We let the scalar \( \alpha \) be defined by
$$ \alpha = \boldsymbol{y}^T\boldsymbol{x}, $$where both \( \boldsymbol{y} \) and \( \boldsymbol{x} \) have the same length \( n \), or if we wish to think of them as column vectors, they have dimensions \( n\times 1 \). We assume that both \( \boldsymbol{y} \) and \( \boldsymbol{x} \) depend on a vector \( \boldsymbol{z} \) of the same length. To calculate the derivative of \( \alpha \) with respect to a given component \( z_k \) we need first to write out the inner product that defines \( \alpha \) as
$$ \alpha = \sum_{i=0}^{n-1}y_ix_i, $$and the partial derivative
$$ \frac{\partial \alpha}{\partial z_k} = \sum_{i=0}^{n-1}\left(x_i\frac{\partial y_i}{\partial z_k}+y_i\frac{\partial x_i}{\partial z_k}\right), $$for \( \forall k =0,1,2,\dots,n-1 \).
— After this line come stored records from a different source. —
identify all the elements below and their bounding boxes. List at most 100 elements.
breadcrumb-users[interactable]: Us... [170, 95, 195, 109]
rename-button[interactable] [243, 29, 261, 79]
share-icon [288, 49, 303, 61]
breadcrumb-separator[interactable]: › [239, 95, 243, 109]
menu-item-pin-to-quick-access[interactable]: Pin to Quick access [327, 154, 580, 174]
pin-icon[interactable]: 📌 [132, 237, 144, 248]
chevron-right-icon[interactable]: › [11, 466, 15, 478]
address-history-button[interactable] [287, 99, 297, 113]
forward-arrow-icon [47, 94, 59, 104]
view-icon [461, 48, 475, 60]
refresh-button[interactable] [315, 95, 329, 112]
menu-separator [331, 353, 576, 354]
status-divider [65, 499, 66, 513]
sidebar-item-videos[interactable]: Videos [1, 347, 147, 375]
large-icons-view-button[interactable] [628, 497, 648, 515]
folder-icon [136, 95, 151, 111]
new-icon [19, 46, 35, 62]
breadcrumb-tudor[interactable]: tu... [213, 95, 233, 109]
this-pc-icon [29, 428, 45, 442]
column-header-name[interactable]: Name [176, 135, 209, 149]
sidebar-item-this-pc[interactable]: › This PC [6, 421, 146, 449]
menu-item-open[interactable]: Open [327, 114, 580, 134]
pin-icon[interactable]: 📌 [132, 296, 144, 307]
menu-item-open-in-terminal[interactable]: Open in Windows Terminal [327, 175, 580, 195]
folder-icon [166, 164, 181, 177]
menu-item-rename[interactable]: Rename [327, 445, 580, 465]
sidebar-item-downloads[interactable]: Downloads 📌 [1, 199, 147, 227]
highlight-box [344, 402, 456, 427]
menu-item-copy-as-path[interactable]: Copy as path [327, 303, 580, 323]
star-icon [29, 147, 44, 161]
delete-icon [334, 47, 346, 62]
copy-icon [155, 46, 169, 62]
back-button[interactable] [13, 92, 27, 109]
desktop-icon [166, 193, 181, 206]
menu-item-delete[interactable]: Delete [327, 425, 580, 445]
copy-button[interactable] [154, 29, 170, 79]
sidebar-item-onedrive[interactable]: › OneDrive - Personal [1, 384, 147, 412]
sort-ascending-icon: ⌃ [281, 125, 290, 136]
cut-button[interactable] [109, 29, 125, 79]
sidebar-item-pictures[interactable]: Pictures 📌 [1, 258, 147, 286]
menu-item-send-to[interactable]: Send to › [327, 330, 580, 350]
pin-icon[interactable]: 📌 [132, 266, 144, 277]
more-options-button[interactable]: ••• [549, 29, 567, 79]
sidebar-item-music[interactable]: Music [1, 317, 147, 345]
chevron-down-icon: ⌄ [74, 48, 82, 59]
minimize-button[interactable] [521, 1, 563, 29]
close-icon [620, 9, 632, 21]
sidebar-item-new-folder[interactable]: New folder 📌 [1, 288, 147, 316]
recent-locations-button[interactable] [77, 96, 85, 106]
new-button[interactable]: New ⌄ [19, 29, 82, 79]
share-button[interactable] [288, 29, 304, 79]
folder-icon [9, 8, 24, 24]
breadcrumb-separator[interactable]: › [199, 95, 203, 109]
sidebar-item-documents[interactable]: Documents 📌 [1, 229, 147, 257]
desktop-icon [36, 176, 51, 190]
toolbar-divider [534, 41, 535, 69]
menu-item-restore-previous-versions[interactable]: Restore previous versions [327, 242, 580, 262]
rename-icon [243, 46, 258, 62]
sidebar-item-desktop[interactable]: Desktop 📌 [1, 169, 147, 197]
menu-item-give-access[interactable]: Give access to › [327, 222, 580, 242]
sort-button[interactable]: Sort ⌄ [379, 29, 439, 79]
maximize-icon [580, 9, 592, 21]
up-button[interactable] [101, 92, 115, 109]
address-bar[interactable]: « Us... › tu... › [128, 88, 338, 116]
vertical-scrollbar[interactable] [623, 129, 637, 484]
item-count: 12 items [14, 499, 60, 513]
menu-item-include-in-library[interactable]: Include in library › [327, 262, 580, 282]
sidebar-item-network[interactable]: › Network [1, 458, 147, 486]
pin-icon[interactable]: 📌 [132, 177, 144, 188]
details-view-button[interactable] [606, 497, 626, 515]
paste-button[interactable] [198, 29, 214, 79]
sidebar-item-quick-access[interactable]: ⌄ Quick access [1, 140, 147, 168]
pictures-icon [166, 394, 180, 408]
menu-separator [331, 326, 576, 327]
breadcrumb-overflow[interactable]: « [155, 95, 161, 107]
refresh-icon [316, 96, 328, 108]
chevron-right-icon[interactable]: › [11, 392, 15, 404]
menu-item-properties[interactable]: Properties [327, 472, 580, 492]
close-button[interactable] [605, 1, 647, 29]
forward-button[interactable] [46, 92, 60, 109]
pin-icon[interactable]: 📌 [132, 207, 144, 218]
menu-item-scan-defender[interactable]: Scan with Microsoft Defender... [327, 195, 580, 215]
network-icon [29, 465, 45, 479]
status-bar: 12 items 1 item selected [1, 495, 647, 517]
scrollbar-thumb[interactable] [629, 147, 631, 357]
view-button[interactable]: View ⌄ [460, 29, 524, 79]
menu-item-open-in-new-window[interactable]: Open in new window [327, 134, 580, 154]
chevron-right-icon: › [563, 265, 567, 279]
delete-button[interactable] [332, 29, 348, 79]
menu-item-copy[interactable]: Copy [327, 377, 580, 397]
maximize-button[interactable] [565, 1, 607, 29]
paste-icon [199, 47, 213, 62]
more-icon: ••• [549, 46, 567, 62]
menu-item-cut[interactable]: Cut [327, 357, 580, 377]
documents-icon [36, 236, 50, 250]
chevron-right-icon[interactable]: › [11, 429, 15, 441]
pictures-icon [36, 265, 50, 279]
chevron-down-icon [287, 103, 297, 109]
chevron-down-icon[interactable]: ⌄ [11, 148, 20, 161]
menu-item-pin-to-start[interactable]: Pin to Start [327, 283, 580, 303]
We can rewrite the partial derivative in a more compact form as
$$ \frac{\partial \alpha}{\partial \boldsymbol{z}} = \boldsymbol{x}^T\frac{\partial \boldsymbol{y}}{\partial \boldsymbol{z}}+\boldsymbol{y}^T\frac{\partial \boldsymbol{x}}{\partial \boldsymbol{z}}, $$and if \( \boldsymbol{y}=\boldsymbol{x} \) we have
$$ \frac{\partial \alpha}{\partial \boldsymbol{z}} = 2\boldsymbol{x}^T\frac{\partial \boldsymbol{x}}{\partial \boldsymbol{z}}. $$